Однако в сложившейся ситуации для Дорохова имелось и кое-что полезное. Ему, ни к чему конкретно не стремившемуся, не принадлежавшему ни к одной их рвущихся к власти команд, было легко оставаться самим собой. Поэтому во время проходивших в два тура телевизионных дебатов Дорохов скорее посмеивался над их участниками, чем старался убедить телезрителей в своей правоте. Как-то так выходило, что без всяких к тому усилий Андрей оставался в центре всеобщего внимания, и к нему, как к представителю интересов населения, чаще всего апеллировал ведущий программы. Находясь над схваткой, Дорохов явно выигрывал в сравнении с заангажированными политическими гладиаторами, усердно и старательно отрабатывавшими полученную мзду. Как ни странно, большинство вопросов телезрителей прямого эфира также предназначалось ему, и, отвечая на них, Андрей себя не сдерживал. Скрытый в его словах юмор будто подмигивал людям — уж кто-кто, а мы-то с вами знаем цену пустым обещаниям, — естественность поведения вызывала симпатию. Второй тур политического шоу смотрело больше сорока миллионов телезрителей. По крайней мере, так утверждала телевизионная статистика, и, похоже, на этот раз не врала.
Уже на следующее утро после заключительного эфира в квартире Дорохова раздалось сразу несколько звонков от первых лиц политических партий, ведущих борьбу за президентское кресло. Предлагали одно и то же — на любых условиях присоединиться к своей команде.

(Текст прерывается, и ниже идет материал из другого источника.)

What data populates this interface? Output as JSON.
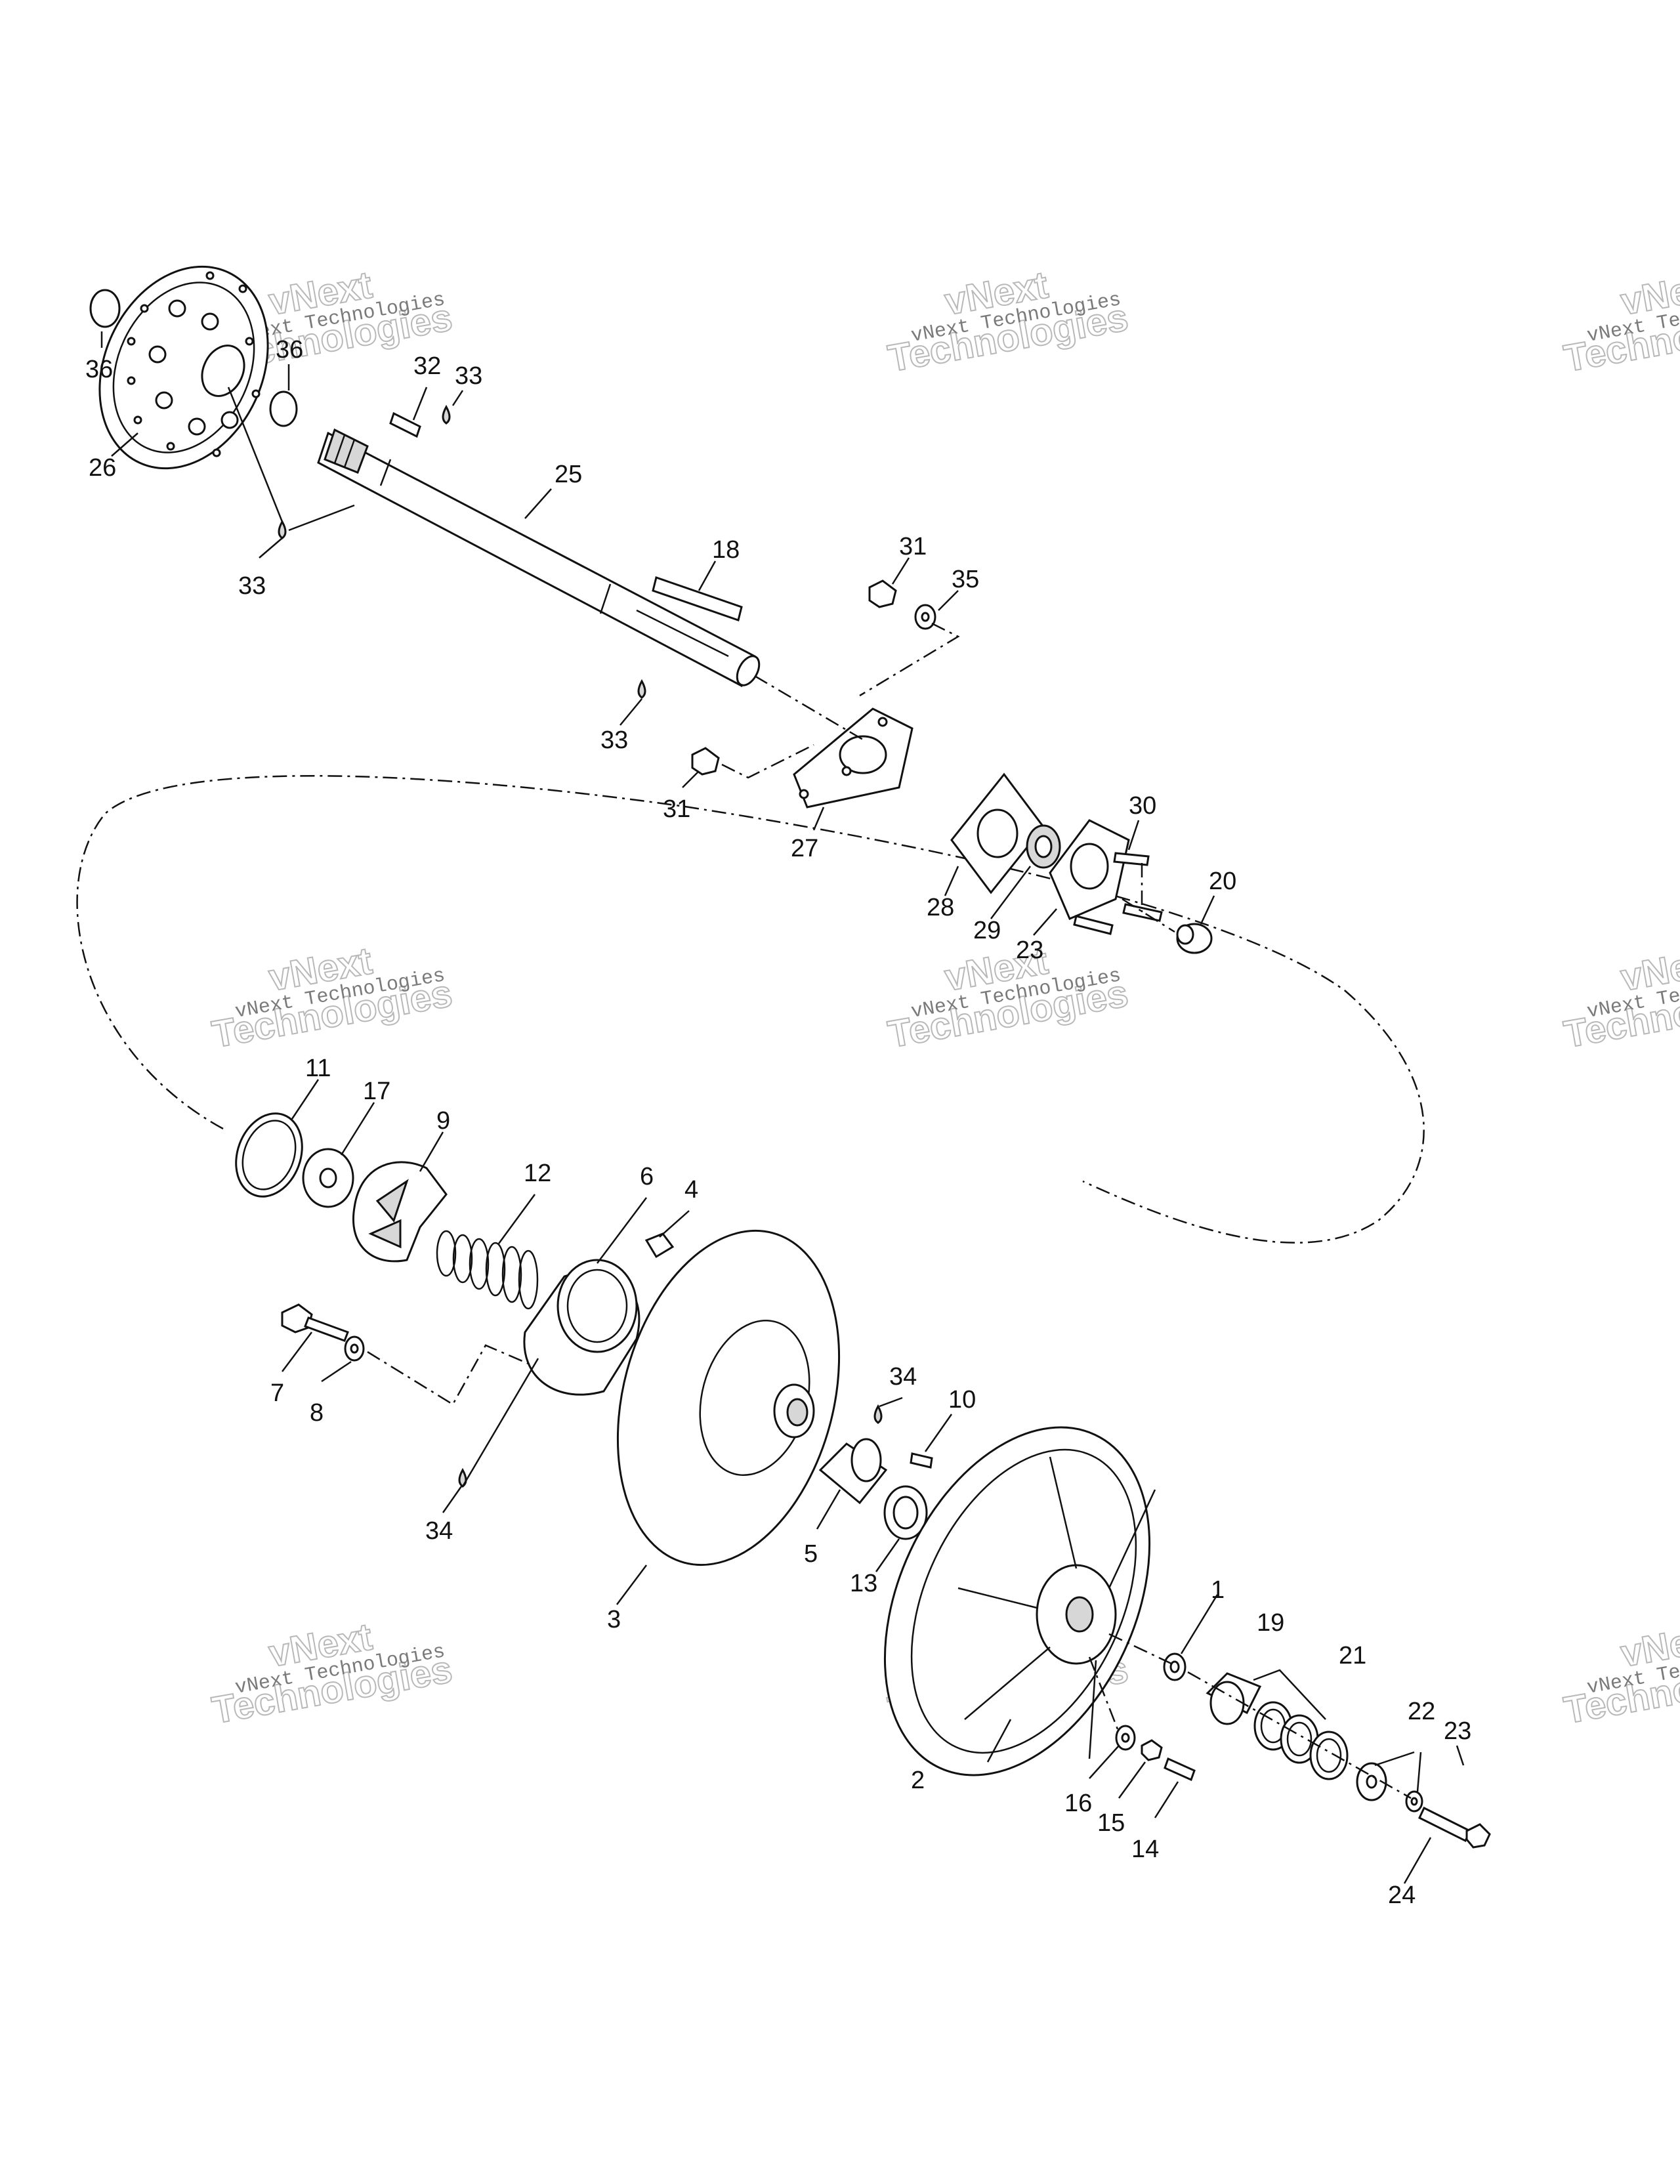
{
  "watermark": {
    "line1": "vNext Technologies",
    "line2": "vNext",
    "line3": "Technologies"
  },
  "callouts": [
    {
      "id": "c36a",
      "text": "36"
    },
    {
      "id": "c36b",
      "text": "36"
    },
    {
      "id": "c26",
      "text": "26"
    },
    {
      "id": "c32",
      "text": "32"
    },
    {
      "id": "c33a",
      "text": "33"
    },
    {
      "id": "c25",
      "text": "25"
    },
    {
      "id": "c33b",
      "text": "33"
    },
    {
      "id": "c18",
      "text": "18"
    },
    {
      "id": "c31a",
      "text": "31"
    },
    {
      "id": "c35",
      "text": "35"
    },
    {
      "id": "c33c",
      "text": "33"
    },
    {
      "id": "c31b",
      "text": "31"
    },
    {
      "id": "c27",
      "text": "27"
    },
    {
      "id": "c30",
      "text": "30"
    },
    {
      "id": "c20",
      "text": "20"
    },
    {
      "id": "c28",
      "text": "28"
    },
    {
      "id": "c29",
      "text": "29"
    },
    {
      "id": "c23a",
      "text": "23"
    },
    {
      "id": "c11",
      "text": "11"
    },
    {
      "id": "c17",
      "text": "17"
    },
    {
      "id": "c9",
      "text": "9"
    },
    {
      "id": "c12",
      "text": "12"
    },
    {
      "id": "c6",
      "text": "6"
    },
    {
      "id": "c4",
      "text": "4"
    },
    {
      "id": "c7",
      "text": "7"
    },
    {
      "id": "c8",
      "text": "8"
    },
    {
      "id": "c34a",
      "text": "34"
    },
    {
      "id": "c10",
      "text": "10"
    },
    {
      "id": "c34b",
      "text": "34"
    },
    {
      "id": "c5",
      "text": "5"
    },
    {
      "id": "c13",
      "text": "13"
    },
    {
      "id": "c3",
      "text": "3"
    },
    {
      "id": "c1",
      "text": "1"
    },
    {
      "id": "c19",
      "text": "19"
    },
    {
      "id": "c21",
      "text": "21"
    },
    {
      "id": "c2",
      "text": "2"
    },
    {
      "id": "c22",
      "text": "22"
    },
    {
      "id": "c23b",
      "text": "23"
    },
    {
      "id": "c16",
      "text": "16"
    },
    {
      "id": "c15",
      "text": "15"
    },
    {
      "id": "c14",
      "text": "14"
    },
    {
      "id": "c24",
      "text": "24"
    }
  ]
}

Не стесняясь, сулили деньги и посты в новой администрации, но Андрей энтузиазма не проявлял и всем отвечал уклончиво.
Серпин позвонил ближе к полудню, говорил, как обычно, подчеркнуто спокойно. Встречу назначил на вечер. Все та же темно-синяя «Ауди» с молчаливым шофером ждала Дорохова в назначенный час у подъезда. На этот раз поехали не на дачу, а в центр города, в район Старой площади, где когда-то размещался могущественный Центральный комитет партии. Как и в былые времена, хмурые парни в штатском сверили выданный Дорохову пропуск с удостоверением личности. Человек, который вел машину, сопровождал Андрея неотступно. Поднявшись по лестнице, они вдвоем пошли бесконечными, устланными ковровыми дорожками коридорами. У одной из дверей сопровождающий остановился и, постучав, пропустил Дорохова в кабинет. В отличие от царившего в здании приглушенного света, небольшая комната была ярко освещена находившимися под потолком плафонами, на единственном окне висели плотно задернутые белые занавески. Сидевшие за столом двое мужчин при появлении Дорохова поднялись. Серпин сделал шаг навстречу гостю и, пожав руку, подвел Андрея к невысокому, худощавому человеку, как к старшему.